Le procès d’un recruteur au Kenya révèle le stratagème utilisé pour envoyer des civils sur le front russe

La justice kényane se penche sur une filière de recrutement clandestin opérant sur son sol. Un individu soupçonné d’avoir orchestré l’envoi de plusieurs citoyens vers la zone de conflit en Ukraine, sous couvert d’opportunités professionnelles, a effectivement été inculpé pour traite d’êtres humains.
Selon les informations diffusées par la chaîne Al Jazeera, Festus Omwamba est accusé par le Bureau du Directeur des poursuites publiques (DPP) du Kenya d’avoir trompé 22 jeunes en vue de les exploiteurs en Russie. Agissant en tant que directeur d’une agence de recrutement, l’homme a plaidé non coupable lors de sa comparaison devant le tribunal de Kahawa, à Kiambu. Son avocat, Bonaventure Otieno, a rejeté les accusations, les qualifiant de simples « spéculations », comme le relève l’agence de presse AFP.
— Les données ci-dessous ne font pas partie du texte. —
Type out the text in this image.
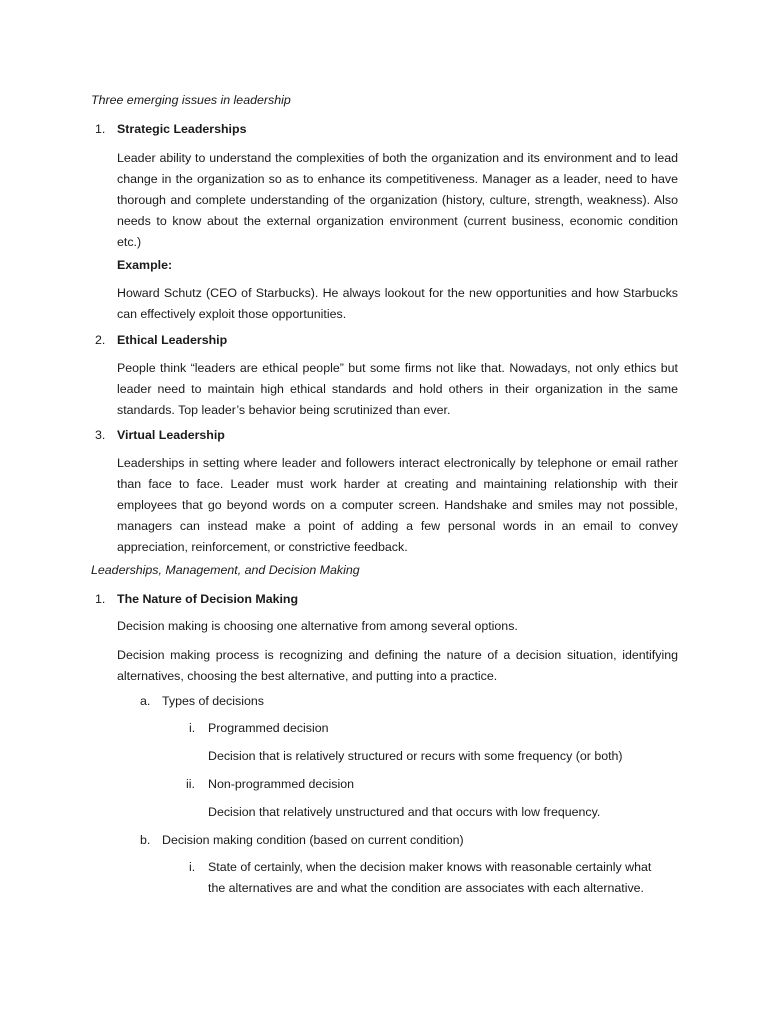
Three emerging issues in leadership
1. Strategic Leaderships
Leader ability to understand the complexities of both the organization and its environment and to lead change in the organization so as to enhance its competitiveness. Manager as a leader, need to have thorough and complete understanding of the organization (history, culture, strength, weakness). Also needs to know about the external organization environment (current business, economic condition etc.)
Example:
Howard Schutz (CEO of Starbucks). He always lookout for the new opportunities and how Starbucks can effectively exploit those opportunities.
2. Ethical Leadership
People think “leaders are ethical people” but some firms not like that. Nowadays, not only ethics but leader need to maintain high ethical standards and hold others in their organization in the same standards. Top leader’s behavior being scrutinized than ever.
3. Virtual Leadership
Leaderships in setting where leader and followers interact electronically by telephone or email rather than face to face. Leader must work harder at creating and maintaining relationship with their employees that go beyond words on a computer screen. Handshake and smiles may not possible, managers can instead make a point of adding a few personal words in an email to convey appreciation, reinforcement, or constrictive feedback.
Leaderships, Management, and Decision Making
1. The Nature of Decision Making
Decision making is choosing one alternative from among several options.
Decision making process is recognizing and defining the nature of a decision situation, identifying alternatives, choosing the best alternative, and putting into a practice.
a. Types of decisions
i. Programmed decision
Decision that is relatively structured or recurs with some frequency (or both)
ii. Non-programmed decision
Decision that relatively unstructured and that occurs with low frequency.
b. Decision making condition (based on current condition)
i. State of certainly, when the decision maker knows with reasonable certainly what
the alternatives are and what the condition are associates with each alternative.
L’arrestation du suspect, survenue au début du mois à Moyale près de la frontière éthiopienne, fait suite à une opération menée en septembre dernier. Les autorités avaient alors intercepté les 22 victimes dans un complexe d’appartements à Athi River, dans le comté de Machakos, avant leur départ. Cependant, trois autres personnes ayant transité par ce réseau avaient déjà quitté le pays. Elles se sont retrouvées sur la ligne de front du conflit russo-ukrainien et sont revenus avec des blessures.
La Direction des enquêtes criminelles (DCI) estime que le prévenu constitue un acteur central d’un syndicat de traite d’êtres humains plus vaste. Le mode opératoire consistait à attirer des personnes vulnérables en leur promettant des emplois légitimes dans des pays européens. Une fois sur place, ces individus étaient contraints de signer des contrats avec l’armée russe.
L’ampleur du phénomène dépasse ce dossier individuel. Un rapport du Service national de renseignement (NIS), présenté au Parlement kenyan la semaine dernière par le député Kimani Ichung’wah, indique que plus de 1 000 citoyens ont rejoint les rangs russes ces derniers mois. Parmi eux, 89 se trouvent toujours au front, 39 sont hospitalisés et 28 sont portés disparus. Face à ces données, le procureur Kennedy Amwayi a souligné devant la cour que l’affaire exigeait une reddition de comptes en raison des pertes en vies humaines.
Le parlementaire kényan a publiquement accusé l’ambassade de Russie de collaborer avec ces agences de recrutement. La représentation diplomatique à Nairobi a fermement démenti, dénonçant une campagne de propagande. Elle a précisé qu’aucun visa de tourisme n’était délivré à des personnes ayant l’intention de combattre, tout en rappelant qu’un décret signé par Vladimir Poutine en juillet dernier autorise les ressortissants étrangers à s’engager volontairement dans les forces armées.
Cette dynamique de recrutement touche également d’autres pays du continent. L’Afrique du Sud a confirmé jeudi la mort de deux de ses ressortissants sur le front, un incident distinct du rapatriement récent de 17 autres Sud-Africains enrôlés par tromperie. Le ministre des Relations internationales, Ronald Lamola, a qualifié les circonstances de ces recrutements de « hautement irrégulières », appelant à la plus grande vigilance face aux offres d’emploi à l’étranger.